On remarque la même chose chez le schizophrène quand il dit, avec le plus grand aplomb, « je ne suis pas né », ou « ma mère, c’est Jeanne D’Arc ». Le schizophrène dit alors soit qu’il n’a pas d’origine, soit que toutes les origines sont possibles, ce qui revient dans les deux cas à dire qu’il n’est pas soumis à l’ordre des générations. Son existence n’est pas produite par la communauté des hommes, ni déterminée par des liens logiques et historiques donnés à l’avance : son existence est pure invention (on peut donc en dire ce qu’on veut). Les Sun City Girls sont pareils, ils sont un groupe schizophrène au milieu de groupes névrosés (qui sont eux condamnés à dialoguer avec ceux qui les ont façonnés). Leur origine ? Zéro. Chez eux, pas d’innée, et même pas d’acquis. Tout entre en eux comme dans un moulin.
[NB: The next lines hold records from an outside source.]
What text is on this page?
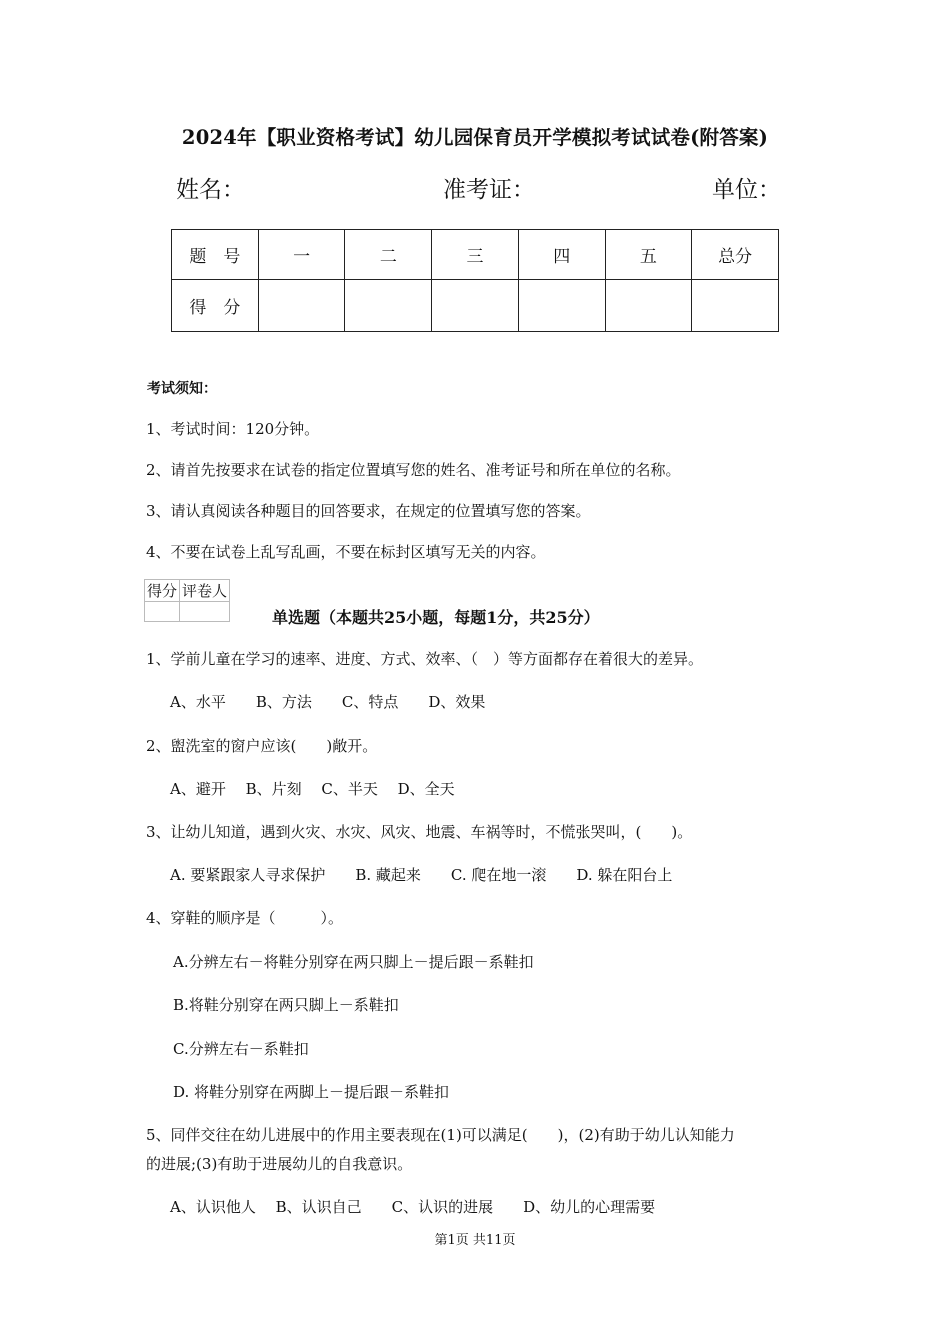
2024年【职业资格考试】幼儿园保育员开学模拟考试试卷(附答案)
姓名：	准考证：	单位：
题　号	一	二	三	四	五	总分
得　分						
考试须知：
1、考试时间：120分钟。
2、请首先按要求在试卷的指定位置填写您的姓名、准考证号和所在单位的名称。
3、请认真阅读各种题目的回答要求，在规定的位置填写您的答案。
4、不要在试卷上乱写乱画，不要在标封区填写无关的内容。
得分	评卷人

单选题（本题共25小题，每题1分，共25分）
1、学前儿童在学习的速率、进度、方式、效率、（　）等方面都存在着很大的差异。
A、水平　　B、方法　　C、特点　　D、效果
2、盥洗室的窗户应该(　　)敞开。
A、避开　 B、片刻　 C、半天　 D、全天
3、让幼儿知道，遇到火灾、水灾、风灾、地震、车祸等时，不慌张哭叫，(　　)。
A. 要紧跟家人寻求保护　　B. 藏起来　　C. 爬在地一滚　　D. 躲在阳台上
4、穿鞋的顺序是（　　　）。
A.分辨左右－将鞋分别穿在两只脚上－提后跟－系鞋扣
B.将鞋分别穿在两只脚上－系鞋扣
C.分辨左右－系鞋扣
D. 将鞋分别穿在两脚上－提后跟－系鞋扣
5、同伴交往在幼儿进展中的作用主要表现在(1)可以满足(　　)，(2)有助于幼儿认知能力
的进展;(3)有助于进展幼儿的自我意识。
A、认识他人　 B、认识自己　　C、认识的进展　　D、幼儿的心理需要
第1页 共11页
Une seule chanson de Sun City Girls semble au départ contredire notre propos. Sur Dante’s Disneyland Inferno, « Charles Gocher Sr. » commence ainsi de cette manière : « Hello My name is Charles Gocher Senior, I was this gentleman’s father. I was born in San Leandro, California, in 1906, and died in Los Angeles, 1964. Charlie was very young then. Right Now, his song is paying homage to the past. You folks might not realize this, but every one person in each of your ancestral chains is very important to you, because without each link’s role in continuing your lineage, you would never have been born ». Soit l’exact contraire de ce que nous venons de dire (avec Charles Gocher faisant parler son père, rendant hommage à son passé et soulignant sa dette originelle envers ceux qui l’ont précédés). Seul peut étonner le ton distant et ironique qui semble être utilisé.
Le texte continue : « Listen to him as he plays his song, and its meaning will become clear. He’s discovered a new method of cheating the cycles of Hindustan. He’s donated his body to Columbia University’s Musical Science Departement. After he’s passed through this form, the department will take his body, remove the skeleton, and hollow out the bone marrow. They will be used for a thirteen-piece orchestra. […] During the orchestra’s performance – delivered on November 12, his birthday –, his internal organs, preserve in a canopic jar sitting on the stage front, will be guarded by a young Nepalese milkmaiden who, during the course of each ceremony, will fall into an ecstatic possession trance, and invoke his spirit in the same manner as he is invoking mine right now. »
Enfin la chute : « Listen to his song : if his idea seem too preposterous [= ridiculous], and if you don’t believe in the reincarnation of the soul, how do you know that we’re not all dead already ? ». Où est donc passé le bel hommage de Charlie à son père ? Où sont les éléments autobiographiques qu’une telle chanson semblait annoncer ? Évidemment nulle part ; Charlie a sacrément dérapé. Au lieu d’évoquer en détail son héritage et son noyau originaire, il s’est envolé en plein ciel métaphysique. Naissance, vie éternelle, mort pour tous, sans transition et avec quelques grands écarts entre université et spiritualité déviante. C’est une représentation de ce qu’on appelle généralement « tout confondre ».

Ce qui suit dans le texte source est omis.